Setahun bekerja, ketiga pemuda itu dapat mengumpulkan cukup banyak uang. Suatu hari ketika jam istrahat, mereka berkumpul di warung kopi dan saling memberitahukan keinginannya. Yang pertama berkata, “Saya ingin pindah kerja. Uang yang ada sekarang bisa saya gunakan sebagai modal untuk melamar.” Yang kedua berkata, “Saya akan menghadap juragan dan minta agar gaji saya dinaikkan. Jika ditolak, saya akan keluar, kan saya sudah punya cukup uang.” Yang ketiga tadinya tidak ingin bicara. Setelah didesak akhirnya dia mengungkapkan maksudnya. “Saya ingin minta izin untuk pulang ke kampung.” Dalam hatinya dia menyimpan kerinduan untuk membantu orang tuanya.

Maka mulailah mereka bertindak sesuai keinginannya. Pemuda yang pertama tidak datang lagi ke pabrik karena ingin mendapatkan pekerjaan di tempat lain. Yang kedua, berhenti bekerja karena gajinya tidak dinaikkan. Dan yang ketiga, setelah mendapatkan izin dari juragannya, pulang ke kampung menemui orang tuanya. Seperti janjinya dahulu, dia menyerahkan uang yang dikumpulkannya selama ini. Orang tuanya sangat berbahagia. Setelah beberapa hari dikampung, dia kembali lagi ke pabrik untuk melanjutkan pekerjaannya. Melihat hal ini juragan senang dan mengasihinya. Selang beberapa tahun, dia diberikan kedudukan yang lebih baik.

Bagaimana dengan pemuda pertama dan kedua. Mereka kembali menggeluti pekerjaannya semula di kampung, karena sulit mendapatkan pekerjaan di tempat lain. Mereka menyesali tindakannya. Bahkan mereka malu karena telah ingkar janji. Hati yang ingkar telah merugikan dirinya.

Dalam pembacaankita kali ini, 1 Korintus 7:17-24, Paulus mengajarkan kita agar tetap dalam keadaan seperti kita dipanggil. Nasihat Paulus ini tidak bermaksud agar kita berada dalam kondisi statis, melainkan agar kita menjalani panggilan Kristus dari kenyataan riil hidup kita, tanpa berlebihan. Jika kita pegawai, kita mengikuti Kristus sebagai pegawai. Jika kita militer, pengusaha, dll, kita mengikuti Kristus seperti apa adanya kita.

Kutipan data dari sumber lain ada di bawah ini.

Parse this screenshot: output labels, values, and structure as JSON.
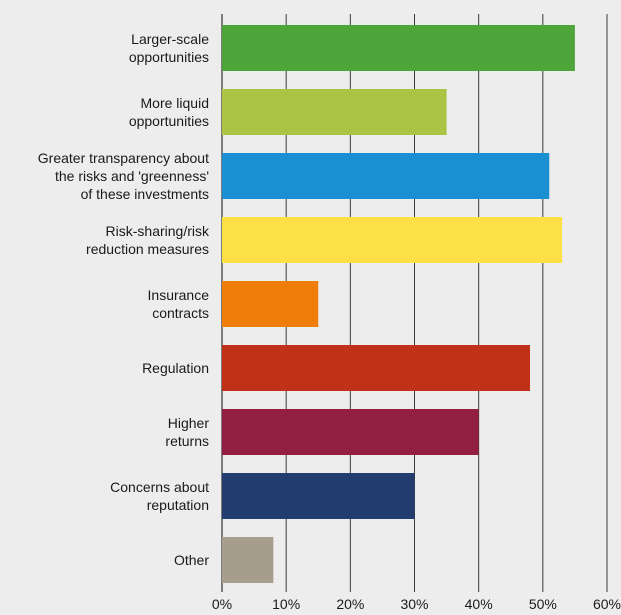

Jika selama ini kita makan nasi atau sagu atau yang lainnya, hiduplah beriman dengan makanan seperti itu. Kita tidak perlu (atau terpaksa) mengubahnya lalu makan roti hanya karena kita disebut Kristen. Jika kita orang Sumatera, Jawa, Maluku, Kalimantan, Sulawesi, Papua atau dari mana saja, hiduplah beriman dalam kesiapaan kita tanpa harus memungkirinya. Paulus hendak menegaskan bahwa apa dan siapa pun kita hendaklah kita beriman dari realitas kita masing-masing. Realitas adalah kenyataan hidup kita masing-masing, di situlah kita membangun kehidupan beriman.

Hidup beriman atau hidup dalam panggilan Kristus pada hakekatnya bersedia mengikuti kehendak Kristus. Itulah sebabnya kekristenan dimulai dari suatu pengakuan dan janji. Siapa pun kita, pengakuan ini harus dipelihara dan dijalankan dengan konsisten. Maka jelaslah bagi kita mengapa Paulus mengatakan: ….tetaplah seperti ketika engkau dipanggil. Ungkapan ini menunjuk pada pengakuan awal dari seseorang. Pengakuan awal ini jangan dilupakan.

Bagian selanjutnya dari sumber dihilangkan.